JurnalPatroliNews – Jakarta – Pidato Ketua Umum PDI Perjuangan, Megawati Soekarnoputri, saat membuka Rapat Kerja Nasional (Rakernas) I PDIP mendapat apresiasi sebagai pernyataan politik yang bernilai tinggi di tengah iklim politik nasional yang semakin didominasi pendekatan pragmatis.

Pandangan tersebut disampaikan oleh politisi muda PDIP, Seno Bagaskoro, ketika ditemui awak media di lokasi Rakernas PDIP, Ancol, Jakarta Utara, Minggu, 11 Januari 2026.

Seno menegaskan bahwa Rakernas bukanlah forum seremonial untuk mengagungkan capaian partai. Menurutnya, pembahasan substansi agenda kerakyatan akan dilakukan secara mendalam dan terbuka melalui forum-forum komisi yang melibatkan partisipasi aktif kader.

“Yang berlangsung kemarin baru tahap pembukaan, termasuk pidato Ketua Umum,” ungkap Seno.

Ia menilai pidato Megawati memiliki bobot khusus karena menyoroti nilai-nilai dasar dan prinsip politik, sesuatu yang dinilainya semakin langka di tengah praktik politik yang lebih mementingkan keuntungan jangka pendek.

“Di saat politik nasional hari ini cenderung pragmatis, Ibu Megawati justru mengangkat hal-hal yang bersifat prinsipil—tentang nilai dan arah.
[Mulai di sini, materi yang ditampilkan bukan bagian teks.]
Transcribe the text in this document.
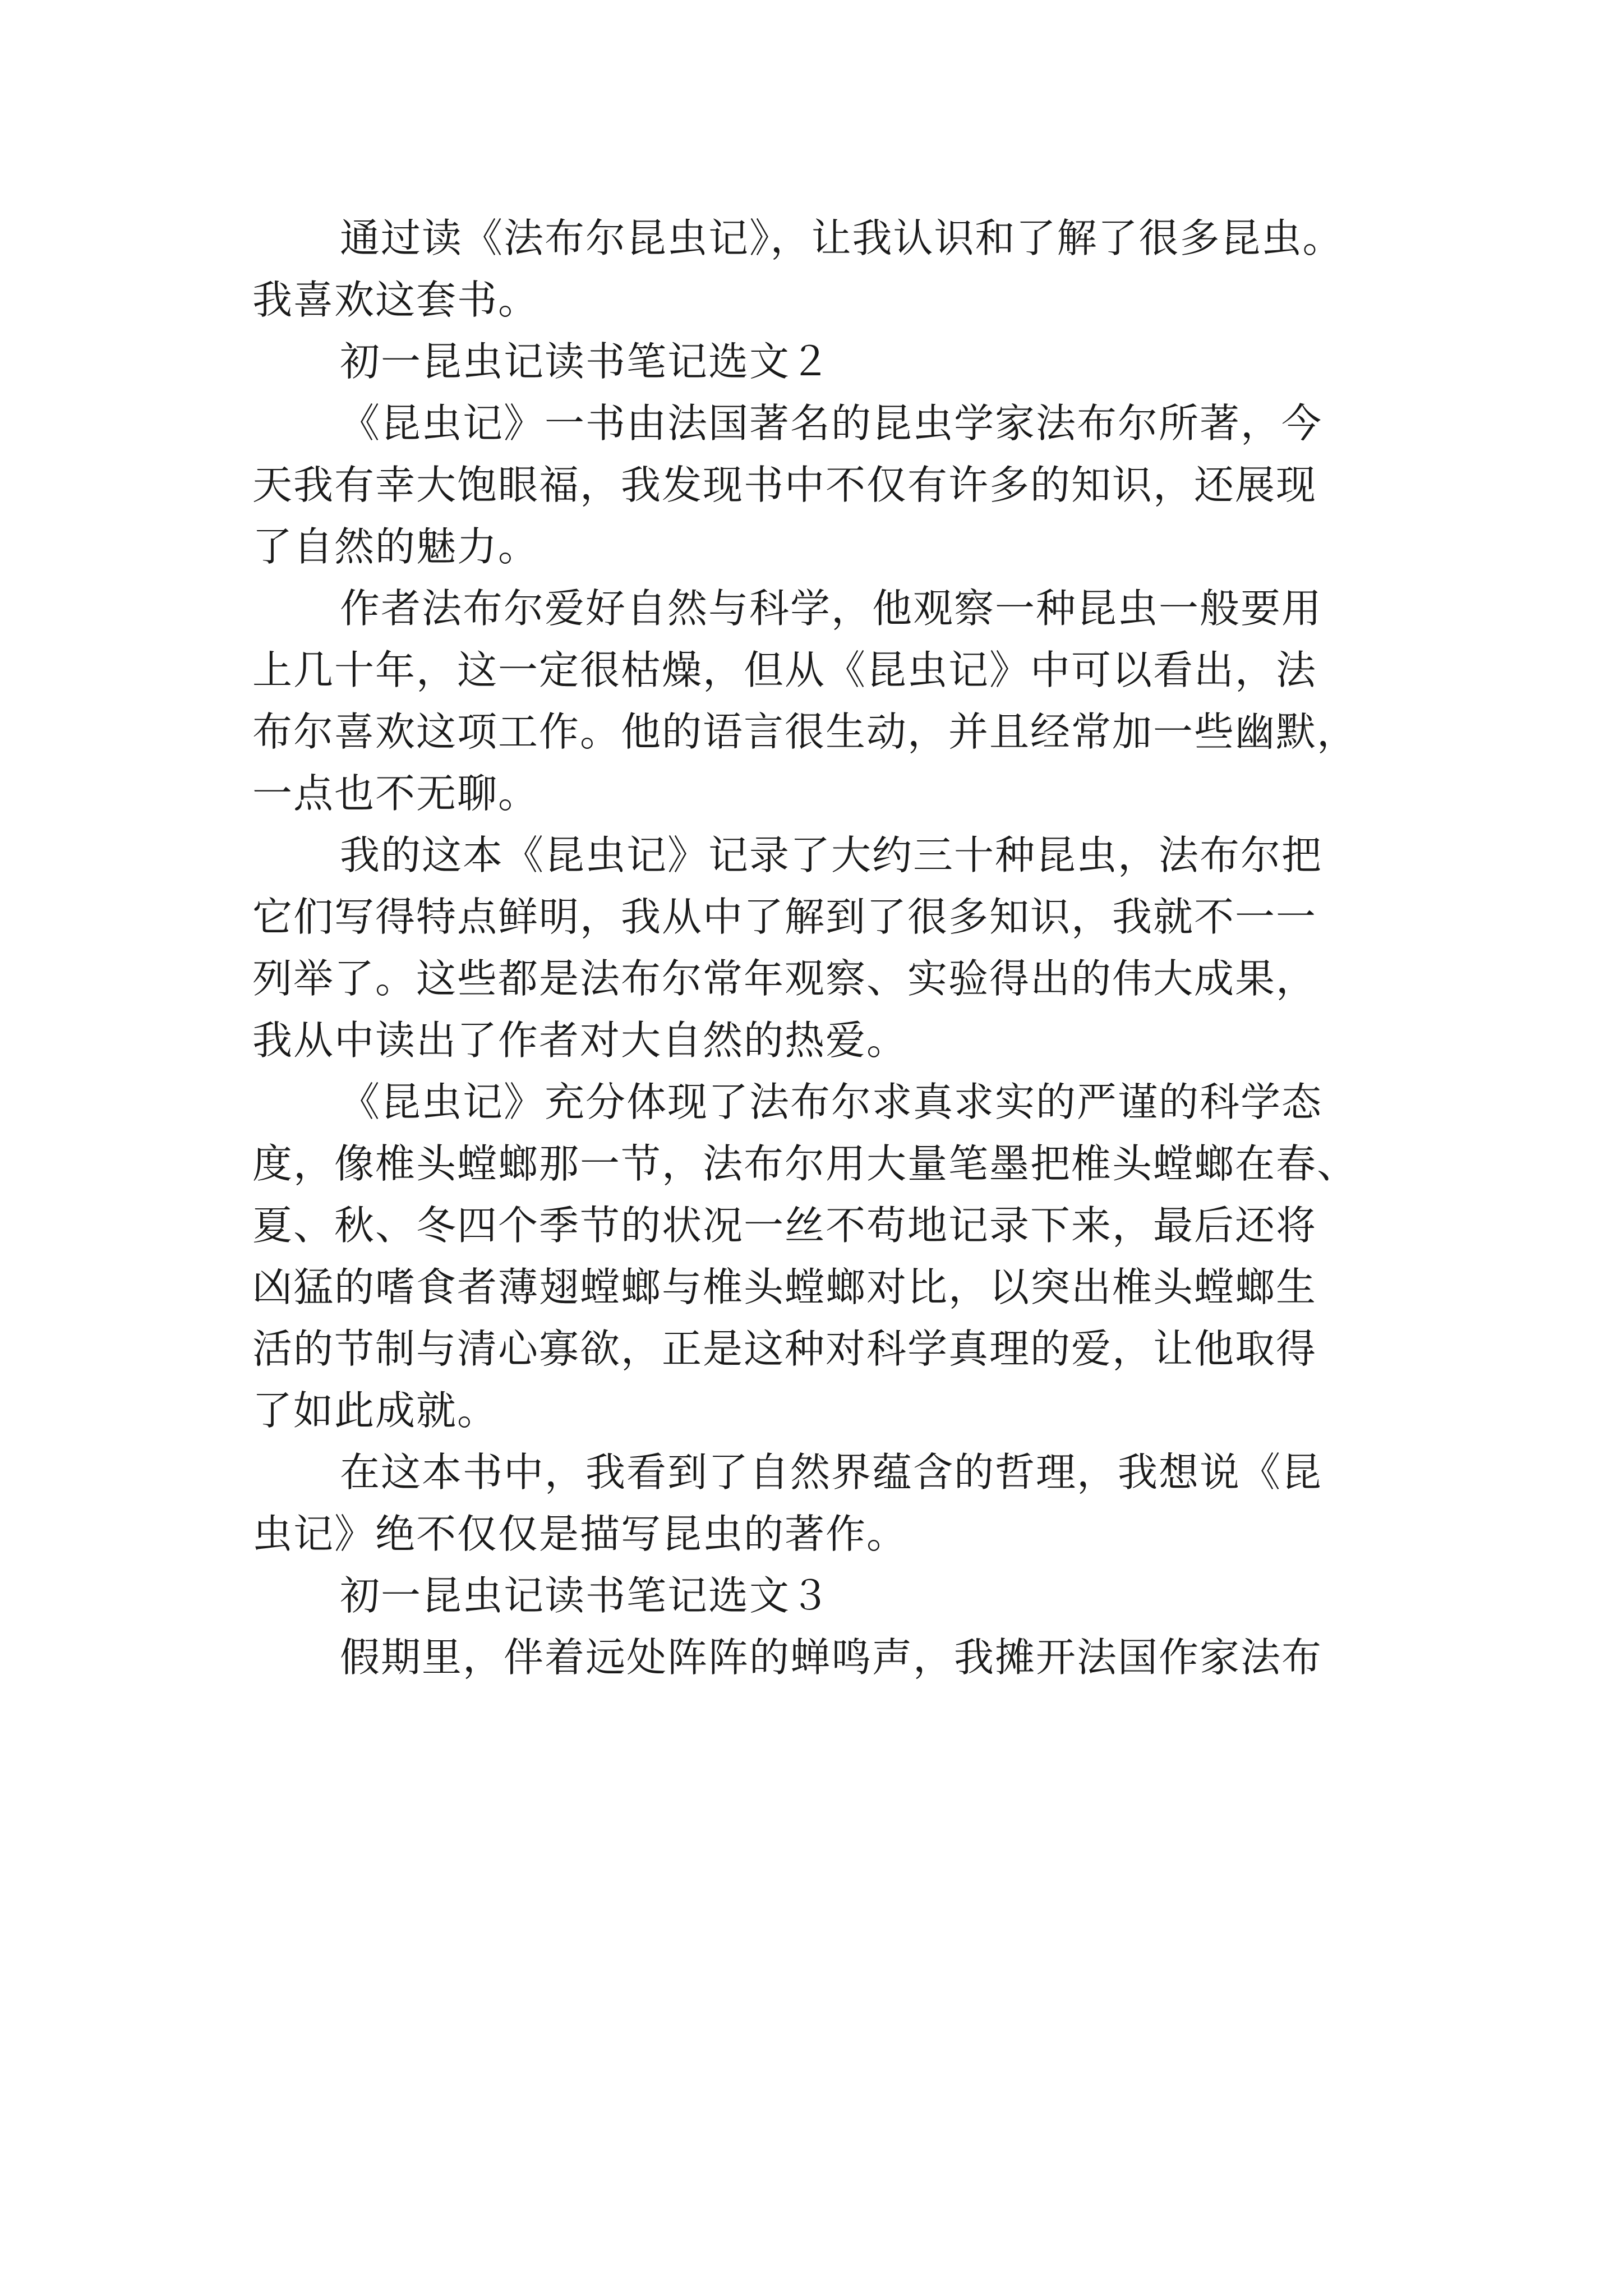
通过读《法布尔昆虫记》，让我认识和了解了很多昆虫。
我喜欢这套书。
初一昆虫记读书笔记选文２
《昆虫记》一书由法国著名的昆虫学家法布尔所著，今
天我有幸大饱眼福，我发现书中不仅有许多的知识，还展现
了自然的魅力。
作者法布尔爱好自然与科学，他观察一种昆虫一般要用
上几十年，这一定很枯燥，但从《昆虫记》中可以看出，法
布尔喜欢这项工作。他的语言很生动，并且经常加一些幽默，
一点也不无聊。
我的这本《昆虫记》记录了大约三十种昆虫，法布尔把
它们写得特点鲜明，我从中了解到了很多知识，我就不一一
列举了。这些都是法布尔常年观察、实验得出的伟大成果，
我从中读出了作者对大自然的热爱。
《昆虫记》充分体现了法布尔求真求实的严谨的科学态
度，像椎头螳螂那一节，法布尔用大量笔墨把椎头螳螂在春、
夏、秋、冬四个季节的状况一丝不苟地记录下来，最后还将
凶猛的嗜食者薄翅螳螂与椎头螳螂对比，以突出椎头螳螂生
活的节制与清心寡欲，正是这种对科学真理的爱，让他取得
了如此成就。
在这本书中，我看到了自然界蕴含的哲理，我想说《昆
虫记》绝不仅仅是描写昆虫的著作。
初一昆虫记读书笔记选文３
假期里，伴着远处阵阵的蝉鸣声，我摊开法国作家法布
Bagi kami, ini adalah pesan yang sangat penting dan jarang disuarakan di panggung politik saat ini,” paparnya.

Lebih jauh, Seno menyebut sikap tersebut sebagai contoh nyata pendidikan politik, terutama bagi generasi muda yang mulai terlibat dalam dunia politik.

“Ini menjadi teladan yang konkret bagi anak muda, bahwa politik tidak semata-mata soal kekuasaan atau ambisi untuk naik jabatan, tetapi juga tentang menjaga nilai dan keberpihakan,” tutupnya.